— Je crois vous comprendre, dit Jérôme, ému de sa confiance, surpris de ces velléités nostalgiques. Mais enfin, vivre, qu’est-ce donc pour vous ?
Les paupières aux cils bruns d’Agnès eurent un léger battement ; une rougeur vague anima ses joues, et sa tête se détourna comme dans une fuite charmante. Après une pause brève elle répondit pourtant :
— Je n’en sais rien au juste ; je désire parce que j’ignore…
Elle faillit lui retourner sa question : « Et vous, sous le mot vivre, que mettez-vous ? » Elle n’osa, pas plus qu’il n’osa la presser davantage.

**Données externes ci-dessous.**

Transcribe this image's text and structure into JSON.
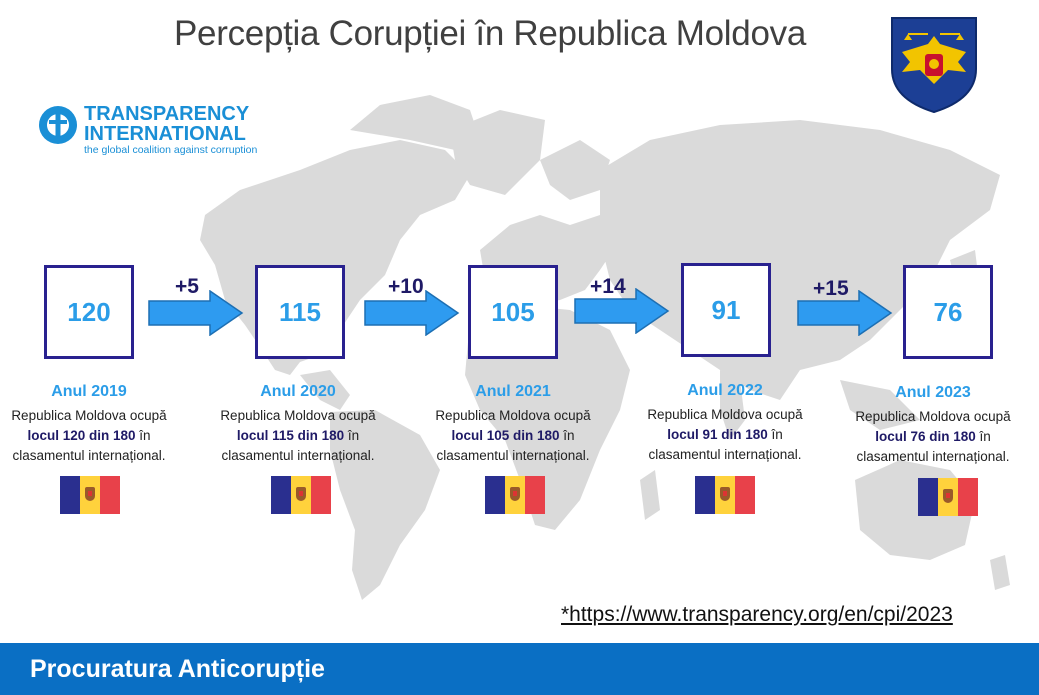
{
  "title": "Percepția Corupției în Republica Moldova",
  "logo": {
    "line1": "TRANSPARENCY",
    "line2": "INTERNATIONAL",
    "tagline": "the global coalition against corruption",
    "color": "#1a8fd6"
  },
  "emblem": {
    "name": "prosecutor-office-emblem",
    "colors": [
      "#1c3f95",
      "#f2c400",
      "#c8102e"
    ]
  },
  "years": [
    {
      "rank": "120",
      "year": "Anul 2019",
      "text_pre": "Republica Moldova ocupă",
      "text_bold": "locul 120 din 180",
      "text_mid": " în",
      "text_post": "clasamentul internațional."
    },
    {
      "rank": "115",
      "year": "Anul 2020",
      "text_pre": "Republica Moldova ocupă",
      "text_bold": "locul 115 din 180",
      "text_mid": " în",
      "text_post": "clasamentul internațional."
    },
    {
      "rank": "105",
      "year": "Anul 2021",
      "text_pre": "Republica Moldova ocupă",
      "text_bold": "locul 105 din 180",
      "text_mid": " în",
      "text_post": "clasamentul internațional."
    },
    {
      "rank": "91",
      "year": "Anul 2022",
      "text_pre": "Republica Moldova ocupă",
      "text_bold": "locul 91 din 180",
      "text_mid": " în",
      "text_post": "clasamentul internațional."
    },
    {
      "rank": "76",
      "year": "Anul 2023",
      "text_pre": "Republica Moldova ocupă",
      "text_bold": "locul 76 din 180",
      "text_mid": " în",
      "text_post": "clasamentul internațional."
    }
  ],
  "deltas": [
    "+5",
    "+10",
    "+14",
    "+15"
  ],
  "source": "*https://www.transparency.org/en/cpi/2023",
  "footer": "Procuratura Anticorupție",
  "colors": {
    "box_border": "#29218f",
    "rank": "#2b9de8",
    "arrow": "#2e9bf0",
    "footer": "#0a6fc4",
    "map": "#d9d9d9"
  }
}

Mais, en ces minutes d’intimité, pour la première fois il reçut le contact réel de sa présence. Apercevoir qu’elle avait un teint diaphane, des yeux pers que la courbure des cils rendait caressants, des lèvres minces un peu renflées aux commissures, un profil dont le nez pointu relevait les contours alanguis, une main svelte, une voix hésitante et veloutée qui semblait sortir d’un rêve nonchalant, ce n’était pas la connaître. Mais elle venait d’entr’ouvrir son âme ; Jérôme fut avide soudain de la pénétrer.
Il ne se croyait point amoureux d’Agnès ; il ne pensait trouver en elle qu’une agréable amie. Cependant saurait-il s’arrêter à une sympathie éphémère ? S’il n’avait rien démêlé, chez la sœur d’Antoinette, de plus profond, il se fût tenu en garde contre de vains élans. La noblesse et le péril, pour lui, d’une telle amitié, c’en était l’ingénuité catholique. Un cœur formé à l’absolu de l’amour le transporte dans les sentiments profanes. Il ne pouvait aimer à demi, ne livrer qu’une parcelle de lui-même. Agnès lui témoignait une sorte de furtif abandon ; son premier mouvement fut un trouble voluptueux. Mme Élise la définissait « une dormeuse qui attend l’heure de s’éveiller. » Jérôme pouvait se croire la cause ou l’occasion de l’éveil. Et l’appel d’Agnès répondait, en lui, au frémissement d’une jeunesse jusqu’alors contenue par de chastes disciplines. Car il avait traversé les hasards de la guerre et les promiscuités de l’arrière-front sans être une seule fois victime des occasions charnelles. Montcalm, là encore, l’avait protégé, Montcalm qui, à la veille d’une offensive, lui déclarait : « Si je meurs, tu sais, je meurs vierge. »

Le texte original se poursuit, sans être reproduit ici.